If choosing a blockchain to fund your Veles account seems difficult, you can ask for help from the site's support team. They will be happy to help you.
And the major exchanges Veles works with support even more different blockchains. On the one hand, this can create additional difficulties when choosing, but on the other hand, it increases the number of assets available for trading, and therefore expands the range of tools and opportunities to earn money with the help of trading bots Veles.
Prospects for this technology
Due to its transparency, reliable storage and immutability of records, blockchain has great prospects for development and spreading as a major financial technology of the future. Its use may be particularly relevant for combating shadow finance.
Most blockchains store information about all transactions forever. This makes it too risky for criminals to use this technology. After all, even if tracking technologies are not able to catch criminals using the blockchain now, the information about their actions in the blockchain will not go anywhere.

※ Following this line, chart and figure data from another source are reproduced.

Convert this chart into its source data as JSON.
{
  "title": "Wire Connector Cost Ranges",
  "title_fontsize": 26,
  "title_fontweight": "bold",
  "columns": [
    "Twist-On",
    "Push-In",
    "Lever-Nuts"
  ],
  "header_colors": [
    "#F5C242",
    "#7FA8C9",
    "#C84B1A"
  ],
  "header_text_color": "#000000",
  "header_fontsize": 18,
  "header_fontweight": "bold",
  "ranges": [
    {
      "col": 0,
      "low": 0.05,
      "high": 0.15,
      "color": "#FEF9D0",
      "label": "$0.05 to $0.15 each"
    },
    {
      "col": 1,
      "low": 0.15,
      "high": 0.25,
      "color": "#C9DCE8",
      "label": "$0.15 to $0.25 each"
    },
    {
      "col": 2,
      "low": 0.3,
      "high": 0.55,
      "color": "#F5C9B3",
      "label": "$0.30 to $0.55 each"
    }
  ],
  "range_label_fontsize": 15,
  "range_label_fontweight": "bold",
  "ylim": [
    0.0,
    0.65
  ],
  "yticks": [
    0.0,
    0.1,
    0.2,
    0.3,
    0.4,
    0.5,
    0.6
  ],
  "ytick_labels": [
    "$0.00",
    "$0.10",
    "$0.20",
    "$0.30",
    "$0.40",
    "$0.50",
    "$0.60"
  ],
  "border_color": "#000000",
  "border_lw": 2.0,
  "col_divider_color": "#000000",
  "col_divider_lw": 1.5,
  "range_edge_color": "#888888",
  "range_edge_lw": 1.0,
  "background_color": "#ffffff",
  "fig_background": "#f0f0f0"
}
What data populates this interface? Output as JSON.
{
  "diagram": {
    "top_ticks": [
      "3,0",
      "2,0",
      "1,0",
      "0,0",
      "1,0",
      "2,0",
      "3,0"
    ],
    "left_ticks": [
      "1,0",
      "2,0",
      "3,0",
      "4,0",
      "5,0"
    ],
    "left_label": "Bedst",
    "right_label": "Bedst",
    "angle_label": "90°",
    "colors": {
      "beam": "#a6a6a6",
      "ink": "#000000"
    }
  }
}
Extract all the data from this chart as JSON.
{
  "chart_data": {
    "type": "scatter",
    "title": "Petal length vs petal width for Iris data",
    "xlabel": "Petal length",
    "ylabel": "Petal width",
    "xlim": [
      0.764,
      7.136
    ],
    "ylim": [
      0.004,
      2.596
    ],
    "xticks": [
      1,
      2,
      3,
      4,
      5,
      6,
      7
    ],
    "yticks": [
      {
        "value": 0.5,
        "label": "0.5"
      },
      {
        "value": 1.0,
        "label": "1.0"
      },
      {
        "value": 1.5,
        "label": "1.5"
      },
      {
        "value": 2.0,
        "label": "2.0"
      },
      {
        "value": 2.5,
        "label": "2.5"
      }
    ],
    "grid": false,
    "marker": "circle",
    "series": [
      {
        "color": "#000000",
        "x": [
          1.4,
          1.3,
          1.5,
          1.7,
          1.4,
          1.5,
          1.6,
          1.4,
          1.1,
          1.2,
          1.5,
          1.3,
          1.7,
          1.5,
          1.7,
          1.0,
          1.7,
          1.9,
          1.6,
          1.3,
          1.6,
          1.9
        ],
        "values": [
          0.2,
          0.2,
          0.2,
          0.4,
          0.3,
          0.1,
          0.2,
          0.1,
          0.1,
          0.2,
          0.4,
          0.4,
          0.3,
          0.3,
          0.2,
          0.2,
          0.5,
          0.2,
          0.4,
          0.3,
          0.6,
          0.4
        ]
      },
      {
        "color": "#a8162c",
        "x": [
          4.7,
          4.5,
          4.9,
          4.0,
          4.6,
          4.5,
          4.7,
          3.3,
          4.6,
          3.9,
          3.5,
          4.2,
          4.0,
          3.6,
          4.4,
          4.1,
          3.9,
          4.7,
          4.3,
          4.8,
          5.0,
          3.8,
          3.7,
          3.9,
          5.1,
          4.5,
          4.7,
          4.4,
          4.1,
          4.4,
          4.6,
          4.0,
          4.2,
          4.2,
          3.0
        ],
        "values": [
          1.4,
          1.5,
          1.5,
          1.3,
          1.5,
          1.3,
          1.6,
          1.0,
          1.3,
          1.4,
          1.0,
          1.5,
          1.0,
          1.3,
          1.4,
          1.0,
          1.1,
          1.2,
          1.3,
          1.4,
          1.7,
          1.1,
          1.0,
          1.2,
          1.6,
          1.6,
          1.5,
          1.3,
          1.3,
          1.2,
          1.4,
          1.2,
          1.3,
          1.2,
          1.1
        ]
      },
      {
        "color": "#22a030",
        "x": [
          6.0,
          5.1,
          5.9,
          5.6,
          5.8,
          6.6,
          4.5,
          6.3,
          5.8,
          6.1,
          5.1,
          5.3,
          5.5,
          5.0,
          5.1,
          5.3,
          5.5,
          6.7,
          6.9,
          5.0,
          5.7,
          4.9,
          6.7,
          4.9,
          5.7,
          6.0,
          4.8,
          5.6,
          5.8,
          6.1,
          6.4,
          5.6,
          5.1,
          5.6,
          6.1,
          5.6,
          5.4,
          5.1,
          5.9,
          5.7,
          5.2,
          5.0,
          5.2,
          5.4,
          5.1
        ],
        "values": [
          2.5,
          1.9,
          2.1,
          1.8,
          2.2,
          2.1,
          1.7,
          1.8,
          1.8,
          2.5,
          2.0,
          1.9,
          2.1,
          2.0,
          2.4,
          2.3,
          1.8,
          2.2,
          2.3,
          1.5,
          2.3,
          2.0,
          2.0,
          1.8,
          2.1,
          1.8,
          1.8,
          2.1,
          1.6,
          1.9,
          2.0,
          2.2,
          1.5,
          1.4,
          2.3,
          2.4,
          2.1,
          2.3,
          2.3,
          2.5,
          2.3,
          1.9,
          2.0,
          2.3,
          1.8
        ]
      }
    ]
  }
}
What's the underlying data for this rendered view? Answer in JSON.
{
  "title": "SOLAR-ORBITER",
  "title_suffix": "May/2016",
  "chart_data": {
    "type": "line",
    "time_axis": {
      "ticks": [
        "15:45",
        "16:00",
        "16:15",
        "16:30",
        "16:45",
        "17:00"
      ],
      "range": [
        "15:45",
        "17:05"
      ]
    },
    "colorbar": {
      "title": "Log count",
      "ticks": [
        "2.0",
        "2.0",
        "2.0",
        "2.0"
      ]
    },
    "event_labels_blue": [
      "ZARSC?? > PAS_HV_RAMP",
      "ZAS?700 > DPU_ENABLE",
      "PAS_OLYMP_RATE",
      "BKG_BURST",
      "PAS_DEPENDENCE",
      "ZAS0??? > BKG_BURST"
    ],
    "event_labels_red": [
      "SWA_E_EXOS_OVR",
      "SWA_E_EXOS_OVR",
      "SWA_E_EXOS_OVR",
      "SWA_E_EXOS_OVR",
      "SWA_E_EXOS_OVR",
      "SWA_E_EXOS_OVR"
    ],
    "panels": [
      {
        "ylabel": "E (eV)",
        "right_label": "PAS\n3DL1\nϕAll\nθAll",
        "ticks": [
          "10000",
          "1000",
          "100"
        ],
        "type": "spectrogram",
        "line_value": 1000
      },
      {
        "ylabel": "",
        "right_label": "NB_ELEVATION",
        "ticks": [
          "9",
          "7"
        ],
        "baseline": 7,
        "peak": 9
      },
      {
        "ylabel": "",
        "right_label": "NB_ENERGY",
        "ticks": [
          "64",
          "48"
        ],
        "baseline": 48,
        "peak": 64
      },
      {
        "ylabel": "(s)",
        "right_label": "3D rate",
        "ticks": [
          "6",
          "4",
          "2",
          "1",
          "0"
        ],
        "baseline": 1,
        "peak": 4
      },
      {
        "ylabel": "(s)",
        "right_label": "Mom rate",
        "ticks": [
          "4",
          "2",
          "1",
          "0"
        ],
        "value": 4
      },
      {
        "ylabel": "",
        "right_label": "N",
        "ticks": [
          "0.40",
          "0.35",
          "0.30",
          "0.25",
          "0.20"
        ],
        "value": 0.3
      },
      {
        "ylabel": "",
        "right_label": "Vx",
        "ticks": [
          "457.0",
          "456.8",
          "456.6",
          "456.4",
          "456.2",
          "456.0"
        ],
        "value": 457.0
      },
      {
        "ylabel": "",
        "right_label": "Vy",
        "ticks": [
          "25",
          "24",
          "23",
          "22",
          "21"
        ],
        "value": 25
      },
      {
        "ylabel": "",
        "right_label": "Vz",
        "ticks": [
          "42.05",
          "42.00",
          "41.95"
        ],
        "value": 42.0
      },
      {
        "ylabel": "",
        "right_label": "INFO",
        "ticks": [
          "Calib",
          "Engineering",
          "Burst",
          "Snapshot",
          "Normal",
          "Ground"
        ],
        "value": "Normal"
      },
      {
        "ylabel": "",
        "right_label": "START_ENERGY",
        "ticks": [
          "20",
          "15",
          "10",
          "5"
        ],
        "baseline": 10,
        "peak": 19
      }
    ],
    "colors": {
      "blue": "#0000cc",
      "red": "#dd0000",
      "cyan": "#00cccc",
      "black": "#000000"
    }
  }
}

Sooner or later, the technology will improve and the criminal will be tracked down.
If we move all financial transactions to public blockchains, there will be no way to transfer criminal money. But governments adopting digital currencies prefer private blockchains, where only central banks and intelligence agencies have access to information. The closed nature of such blockchains significantly reduces the prospects for this technology.
Conclusion
Blockchain is, in simple words, a way of distributed storage of financial information, i.e. data on who owns what cryptocurrency and who transferred what cryptocurrency to where. The basic principles of blockchain are
immutability - recording of information in the form of blocks, each of which refers to the previous one, which makes editing any block practically impossible;
decentralization - storage of the database on many computers around the world;
openness - free access to the database for everyone for an unlimited period of time.